(Editor’s Note: NPR’s Michel Martin was invited by St. Louis Public Radio to moderate a community conversation on Thursday around race, police tactics and leadership following the shooting death of Michael Brown. The following story is based on what happened at the event.)
Ferguson, Mo., is a study in contrasts. It boasts spacious Victorians in its historic section, with lush green lawns, many featuring “I Heart Ferguson” signs. Just blocks away, there’s a burnt-out QuikTrip. The signs here read “Hands Up, Don’t Shoot.” In some cases, there are boarded-up windows advertising plans to reopen, or decorated with the town’s thanks for the love and support.
Not far from either: A mound of teddy bears and dried flowers marks the spot where 18-year-old Michael Brown fell after being shot by Ferguson police officer Darren Wilson. Brown’s death not only put a spotlight on these contrasts, but has also encouraged people to try to address them.
That was the Rev. Willis Johnson’s hope. He’s the pastor of Wellspring Church, which hosted a community conversation Thursday night that drew about 200 people. In welcoming the audience, Johnson acknowledged he’s “gone from feeling hurt to wanting to hurt,” but he said he hoped the event would be a step to healing a “community in trauma.”
Over the course of two hours, many members of the audience — black, white, young and old — shared similar reactions.
Ferguson resident Jeff Schultz said the problems that came up in the course of the weeks of disturbances were “invisible to white people like me.” He urged the group to find ways to begin to talk about these issues in a way that would keep other whites from getting defensive. But a number of the African-American attendees repeatedly described feelings of being disrespected by institutions and individuals that were supposed to serve them.
“My people are not respected. … Look at the schools: Which schools are in trouble?” said former Missouri state Sen. Rita Days. “Those are schools with predominantly people that look like me.”
She urged the group to acknowledge those divisions.
A panel of community leaders — which included Days; top law enforcement officer Daniel Isom, a retired St. Louis police chief and the incoming director of the Missouri Department of Public Safety; and Kimberly McKinney, a Habitat for Humanity executive — wrestled over questions about the police tactics used during the demonstrations, but also about those used on a regular basis, which some observers have suggested is tied to raising money for fines and fees.
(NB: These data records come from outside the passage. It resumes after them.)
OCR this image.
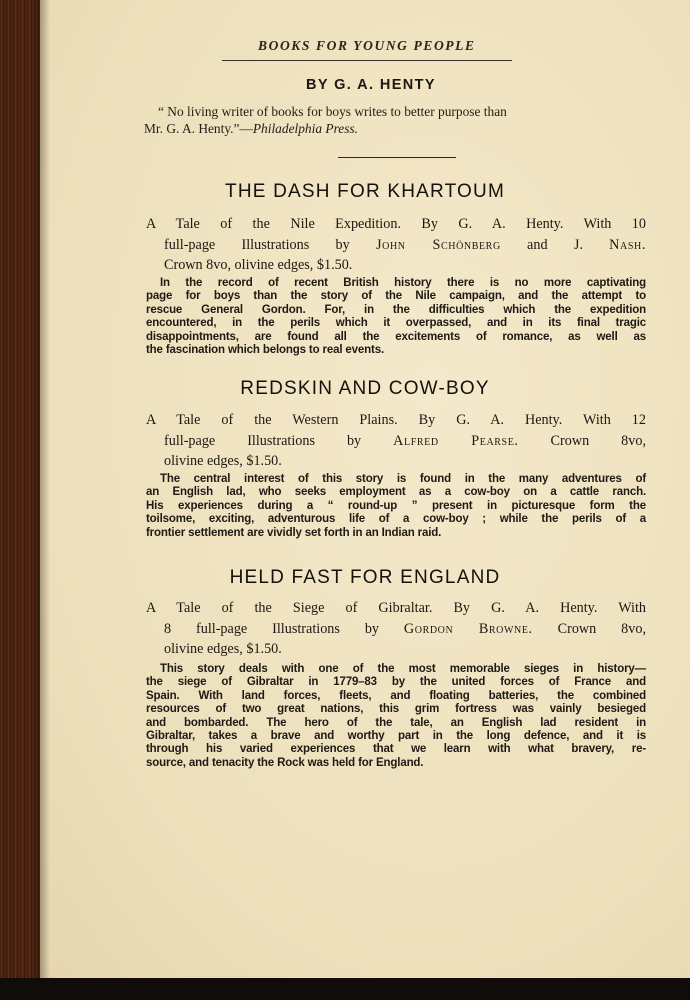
BOOKS FOR YOUNG PEOPLE
BY G. A. HENTY
“ No living writer of books for boys writes to better purpose than
Mr. G. A. Henty.”—Philadelphia Press.
THE DASH FOR KHARTOUM
A Tale of the Nile Expedition. By G. A. Henty. With 10
full-page Illustrations by John Schönberg and J. Nash.
Crown 8vo, olivine edges, $1.50.
In the record of recent British history there is no more captivating
page for boys than the story of the Nile campaign, and the attempt to
rescue General Gordon. For, in the difficulties which the expedition
encountered, in the perils which it overpassed, and in its final tragic
disappointments, are found all the excitements of romance, as well as
the fascination which belongs to real events.
REDSKIN AND COW-BOY
A Tale of the Western Plains. By G. A. Henty. With 12
full-page Illustrations by Alfred Pearse. Crown 8vo,
olivine edges, $1.50.
The central interest of this story is found in the many adventures of
an English lad, who seeks employment as a cow-boy on a cattle ranch.
His experiences during a “ round-up ” present in picturesque form the
toilsome, exciting, adventurous life of a cow-boy ; while the perils of a
frontier settlement are vividly set forth in an Indian raid.
HELD FAST FOR ENGLAND
A Tale of the Siege of Gibraltar. By G. A. Henty. With
8 full-page Illustrations by Gordon Browne. Crown 8vo,
olivine edges, $1.50.
This story deals with one of the most memorable sieges in history—
the siege of Gibraltar in 1779–83 by the united forces of France and
Spain. With land forces, fleets, and floating batteries, the combined
resources of two great nations, this grim fortress was vainly besieged
and bombarded. The hero of the tale, an English lad resident in
Gibraltar, takes a brave and worthy part in the long defence, and it is
through his varied experiences that we learn with what bravery, re-
source, and tenacity the Rock was held for England.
Many people expressed particular disgust at the treatment of Brown’s body, which remained on the scene and uncovered for more than four hours after the shooting. Much of the anger was directed at Ferguson Mayor James Knowles and others, who attended the event.
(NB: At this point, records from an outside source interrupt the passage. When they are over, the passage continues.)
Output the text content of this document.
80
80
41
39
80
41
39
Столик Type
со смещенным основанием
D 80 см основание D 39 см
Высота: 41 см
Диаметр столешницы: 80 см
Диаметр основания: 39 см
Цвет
David Jackson, a member of the St. Louis Board of Education, was blunt.
“I am so disappointed in you as a leader,” he said. “The buck stops with you. It starts with you.”
Among the more remarkable developments of the evening was the emergence of an increasingly vocal group of young people who, prompted by social media and word of mouth, arrived at the event to share their experiences and demand accountability. They spoke of being tear-gassed, spoken to roughly by authorities and shot by rubber bullets.
One of the more dramatic moments came as a young man who introduced himself as Frankie Edwards pulled up his shirt to show the mayor a freshly scabbed scar from a bullet wound he received while protesting in Ferguson. He asked Knowles to apologize on behalf of the police, and asked the mayor whether he would step down.
Knowles pointedly said he would not.
“I’m not stepping down,” he said. “The voters have an opportunity to relieve me when the time comes.”
But African-Americans were not the only people to express disappointment with Knowles’ leadership through the crisis. Emily Davis, a white mother of three who lives in Ferguson, said her first emotion after Brown’s death was deep sorrow, “but now I am angry,” she said.
She had been out protesting or volunteering daily with her children, but “I still don’t see any engagement [from the police]. And my kids are confused. My son said, ‘I thought police were the good guys.’ ”
Another attendee, Geoffrey Higginbotham, said this was his third riot: the 1965 Watts riots in Los Angeles, the riots that followed the assassination of the Rev. Martin Luther King Jr., and now Ferguson.
“I came here to the city of Ferguson about 2 1/2 years ago to speak about economic development and how we address these issues,” he said. “They were not ready for it.”
Both Johnson, the pastor, and Isom, the former police chief, concluded the evening on pensive notes.
Isom asked for the community’s ongoing engagement in addressing the issues raised over the course of the evening.
“I just feel sorrow. I feel sorry that as a leader in St. Louis, we haven’t done a really good job,” he said. “I’m redoubling my effort to hold myself accountable, and see what I can do to make it better. But I can’t do it by myself.”
Johnson added: “I am hurt. Sometimes I feel a little helpless. But I am hopeful, because I know there’s a better day.”